Et si dans leur mépris du droit, ils
avaient au moins la compassion que prône dans nos cœurs de musulmans notre sainte religion, ils
auraient agi autrement à l’égard de leurs frères et sœurs dans le désespoir,
l’infortune et le dénuement.
Où est-elle cette
« Solidarité » entre citoyens ? Où est-elle cette solidarité du
peuple ? Le peuple qui aurait dû réclamer
le retour d’une partie de lui-même, pour lutter ensemble au lieu de se confiner
dans une lâcheté couverte par ses gouvernants ?
La
responsabilité paternaliste de l’Etat : l’éthique et la santé publique
Où est-elle cette « solidarité »
qui caractérise la responsabilité paternaliste de l’Etat et qui fait les vrais Etats
dans les grandes catastrophes.
Cette responsabilité paternaliste
qui ressort de la relation entre
l’éthique et la santé publique.
Cette responsabilité paternaliste
définie par la doctrine comme étant le « devoir d’intervention que l’État
se voit attribuer par les citoyens pour protéger la santé comme bien commun.
L’État, agissant au nom de la collectivité, exprime ainsi un « sentiment
d’empathie » à l’égard des souffrances vécues par certains et un « engagement à
leur porter assistance »[1].
La doctrine considère qu’un État a
d’abord une responsabilité envers la santé de ses habitants et le reste du monde et c’est que réaffirme le professeur de droit
Lawrence Gostin de l’université de
Georgetown: « Les devoirs des États ne se limitent pas à prendre soin de leur
propre peuple, mais s’étendent également à favoriser une communauté mondiale
interdépendante et fonctionnelle dans laquelle la survie mutuelle est une
question d’intérêt commun.[2]».
La survie mutuelle est l’affaire de tous[3].
Mais si ni le droit, ni l’éthique , ni
la morale ne sont de mise, comment se fait-il que ceux qui nous gouvernent
croient en ce prophète, le dernier de
tous les prophètes, Mohamed (Paix soit sur lui) qui disait : « Allah compatit à
celui qui a de la compassion.

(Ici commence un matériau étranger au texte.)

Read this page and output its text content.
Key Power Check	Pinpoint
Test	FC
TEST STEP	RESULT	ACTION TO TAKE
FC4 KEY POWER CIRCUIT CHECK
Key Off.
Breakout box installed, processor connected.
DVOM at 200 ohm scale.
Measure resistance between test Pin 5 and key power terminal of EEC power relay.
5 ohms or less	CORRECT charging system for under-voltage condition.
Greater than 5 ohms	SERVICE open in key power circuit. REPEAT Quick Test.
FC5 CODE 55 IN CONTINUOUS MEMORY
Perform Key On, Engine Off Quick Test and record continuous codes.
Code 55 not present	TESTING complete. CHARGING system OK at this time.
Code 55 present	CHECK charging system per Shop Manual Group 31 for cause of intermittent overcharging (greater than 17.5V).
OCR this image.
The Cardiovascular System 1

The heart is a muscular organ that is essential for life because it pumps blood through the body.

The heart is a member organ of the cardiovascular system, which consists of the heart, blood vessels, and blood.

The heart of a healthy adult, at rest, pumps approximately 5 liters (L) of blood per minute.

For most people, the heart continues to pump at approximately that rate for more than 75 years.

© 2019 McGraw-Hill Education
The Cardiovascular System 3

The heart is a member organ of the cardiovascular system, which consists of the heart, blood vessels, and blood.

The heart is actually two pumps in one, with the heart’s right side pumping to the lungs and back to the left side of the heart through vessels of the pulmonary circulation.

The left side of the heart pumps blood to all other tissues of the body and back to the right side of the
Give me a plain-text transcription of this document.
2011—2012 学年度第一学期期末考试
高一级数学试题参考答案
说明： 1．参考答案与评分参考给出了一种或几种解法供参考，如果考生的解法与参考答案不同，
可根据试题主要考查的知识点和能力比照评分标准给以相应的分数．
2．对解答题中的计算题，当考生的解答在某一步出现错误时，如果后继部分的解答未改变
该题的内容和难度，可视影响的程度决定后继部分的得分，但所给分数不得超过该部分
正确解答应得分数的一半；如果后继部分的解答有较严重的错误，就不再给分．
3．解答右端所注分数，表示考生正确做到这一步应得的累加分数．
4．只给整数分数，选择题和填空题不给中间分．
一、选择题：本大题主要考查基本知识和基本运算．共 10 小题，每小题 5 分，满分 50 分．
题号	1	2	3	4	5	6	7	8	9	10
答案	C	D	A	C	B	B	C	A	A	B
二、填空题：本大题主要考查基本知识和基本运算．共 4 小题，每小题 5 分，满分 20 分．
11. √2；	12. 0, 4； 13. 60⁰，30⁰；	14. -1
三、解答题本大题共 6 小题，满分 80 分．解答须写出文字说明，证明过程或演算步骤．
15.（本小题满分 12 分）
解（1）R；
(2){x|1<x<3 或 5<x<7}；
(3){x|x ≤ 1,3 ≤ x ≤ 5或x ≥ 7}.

Soyez cléments et bons envers ceux sur terre et
ceux dans les cieux auront de la compassion à votre égard. » (Tridi, Birr, 16) » ?
Seuls Dieu dans son omniscience et ceux
qui gémissent à nos frontières, vous le diront.
Pr ELY Mustapha
[1] Raymond
MASSE, Éthique et santé publique – Enjeux, valeurs et normativité,
Saint-Nicolas (Québec), Les Presses de l’Université Laval, 2003, p. 126.
Wendy
E. PARMET, Populations, Public Health, and the Law, Washington, D.C.,
Georgetown University Press, 2008, p. 11.
[2] « States’ duties are not limited to caring
for their own people, but also extend to fostering a functioning,
interdependant global community in which mutual survival is a matter of common
concern. » - Lawrence O. GOSTIN, Global Health Law,
Cambridge (Massachusetts) & London
(England), Harvard University Press, 2014, p. xiii.
[3]
Voir
ces références rapportées par Marie-Eve COUTURE MÉNARD et David PAVOT dans
leur article « Les pandémies et le
droit » en introduction à la Revue
de Droit de l’Université de Sherbrook- Volume 46 – Numéro 2- année 2016
consacrée au Colloque « Les pandémies et le droit ». Page 251.